Last week, Vanderbilt University and NPT announced a new strategic partnership. One outcome of that partnership will be a documentary about The Fugitives — an informal club of Vanderbilt professors, students, and alumni that often met in Nashville between 1915 and 1928 to discuss and debate issues of the time. Among them was Robert Penn Warren, the first poet laureate of the United States, John Crowe Ransom and Allen Tate. These were extremely influential people, but unless you run in literary or southern academic circles, you may not be aware of their work. The documentary will help of course, but in the meantime, I thought I’d gather some resources for you if you want to get a jump on things.
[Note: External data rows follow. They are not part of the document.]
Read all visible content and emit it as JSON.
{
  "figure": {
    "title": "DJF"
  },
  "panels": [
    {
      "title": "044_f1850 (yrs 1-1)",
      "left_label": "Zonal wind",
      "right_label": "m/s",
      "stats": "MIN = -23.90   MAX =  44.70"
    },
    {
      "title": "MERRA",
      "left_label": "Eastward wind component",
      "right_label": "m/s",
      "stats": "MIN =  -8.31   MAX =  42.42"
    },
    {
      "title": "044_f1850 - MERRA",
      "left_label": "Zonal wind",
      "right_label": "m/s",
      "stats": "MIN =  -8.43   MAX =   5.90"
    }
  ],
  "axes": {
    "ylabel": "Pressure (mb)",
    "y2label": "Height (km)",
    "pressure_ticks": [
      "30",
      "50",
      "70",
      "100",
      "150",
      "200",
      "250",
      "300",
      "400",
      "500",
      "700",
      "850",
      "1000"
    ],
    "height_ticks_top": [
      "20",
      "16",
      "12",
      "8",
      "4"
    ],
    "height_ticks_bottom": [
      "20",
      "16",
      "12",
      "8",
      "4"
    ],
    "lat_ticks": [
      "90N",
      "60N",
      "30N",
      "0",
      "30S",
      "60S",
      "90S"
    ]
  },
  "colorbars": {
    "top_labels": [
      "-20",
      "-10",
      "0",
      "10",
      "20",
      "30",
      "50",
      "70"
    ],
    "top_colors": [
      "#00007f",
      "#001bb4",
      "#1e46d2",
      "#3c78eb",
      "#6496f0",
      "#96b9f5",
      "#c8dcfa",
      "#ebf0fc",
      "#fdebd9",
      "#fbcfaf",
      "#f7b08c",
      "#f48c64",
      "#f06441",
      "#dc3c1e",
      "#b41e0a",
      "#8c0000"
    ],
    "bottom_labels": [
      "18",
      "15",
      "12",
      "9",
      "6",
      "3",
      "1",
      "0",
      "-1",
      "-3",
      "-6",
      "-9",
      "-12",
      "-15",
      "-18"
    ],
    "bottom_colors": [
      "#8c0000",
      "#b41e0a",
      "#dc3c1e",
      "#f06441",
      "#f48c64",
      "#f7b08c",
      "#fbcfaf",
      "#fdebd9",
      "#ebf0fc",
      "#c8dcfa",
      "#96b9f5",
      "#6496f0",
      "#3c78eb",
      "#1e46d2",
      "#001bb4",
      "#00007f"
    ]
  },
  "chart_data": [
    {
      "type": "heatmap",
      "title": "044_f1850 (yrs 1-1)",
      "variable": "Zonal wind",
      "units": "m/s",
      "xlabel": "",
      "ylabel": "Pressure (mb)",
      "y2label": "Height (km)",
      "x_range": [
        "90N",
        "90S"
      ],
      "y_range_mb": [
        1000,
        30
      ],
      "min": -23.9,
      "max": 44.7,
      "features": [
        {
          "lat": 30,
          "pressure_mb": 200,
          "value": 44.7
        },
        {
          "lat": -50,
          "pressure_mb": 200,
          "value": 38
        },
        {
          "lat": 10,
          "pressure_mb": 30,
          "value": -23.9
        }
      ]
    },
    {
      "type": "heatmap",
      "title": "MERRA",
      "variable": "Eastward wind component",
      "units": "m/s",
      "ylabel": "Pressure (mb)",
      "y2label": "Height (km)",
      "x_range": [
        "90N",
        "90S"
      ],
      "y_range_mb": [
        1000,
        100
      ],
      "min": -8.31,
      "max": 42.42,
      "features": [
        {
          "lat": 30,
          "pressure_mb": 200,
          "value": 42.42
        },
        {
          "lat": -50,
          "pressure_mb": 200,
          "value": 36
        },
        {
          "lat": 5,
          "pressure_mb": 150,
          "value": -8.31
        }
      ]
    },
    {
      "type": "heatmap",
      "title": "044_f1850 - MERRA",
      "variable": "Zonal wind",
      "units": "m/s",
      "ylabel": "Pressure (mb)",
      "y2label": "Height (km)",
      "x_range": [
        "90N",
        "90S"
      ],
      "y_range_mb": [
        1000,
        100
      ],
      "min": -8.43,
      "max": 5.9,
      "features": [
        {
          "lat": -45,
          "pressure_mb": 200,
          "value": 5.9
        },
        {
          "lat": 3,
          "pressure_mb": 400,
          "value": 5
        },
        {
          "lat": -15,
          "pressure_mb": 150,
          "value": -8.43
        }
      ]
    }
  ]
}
Poets.org has a brief introduction to The Fugitives. The page tells us that according to critic J.A. Bryant, the goal of the Fugitives was “to demonstrate that a group of southerners could produce important work in the medium, devoid of sentimentality and carefully crafted.” We also learn that it was Ransom who laid out the concept of New Criticism, which said literary analysis should basically be about the text and nothing else. I remember learning about this theory of criticism while studying English Literature in college. At the time, I completely rejected it. Take Fitzgerald’s work out of the context of his life and the world in which he lived? Or read Don DeLillo’s Falling Man removed from a post-9/11 environment? I hadn’t thought about new criticism until I recently started researching the Fugitives, so I’m probably oversimplifying it. Will have to go back and do some research. Perhaps the documentary will explain it more.
Wikipedia has a skimpy entry on Fugitives (Poets).
For brief biographical sketches of the people who made up The Fugitives, Vanderbilt University has an excellent page dedicated to them and the Agrarians, a secondary group that evolved from The Fugitives. Great bits of info here, from poet and literary journalist John Gould Fletcher befriending T.S. Elliot to poet Laura Riding‘s influence on W. H. Auden, Robert Graves and Norman Cameron.
Everything you need to know about Robert Penn Warren is on his website.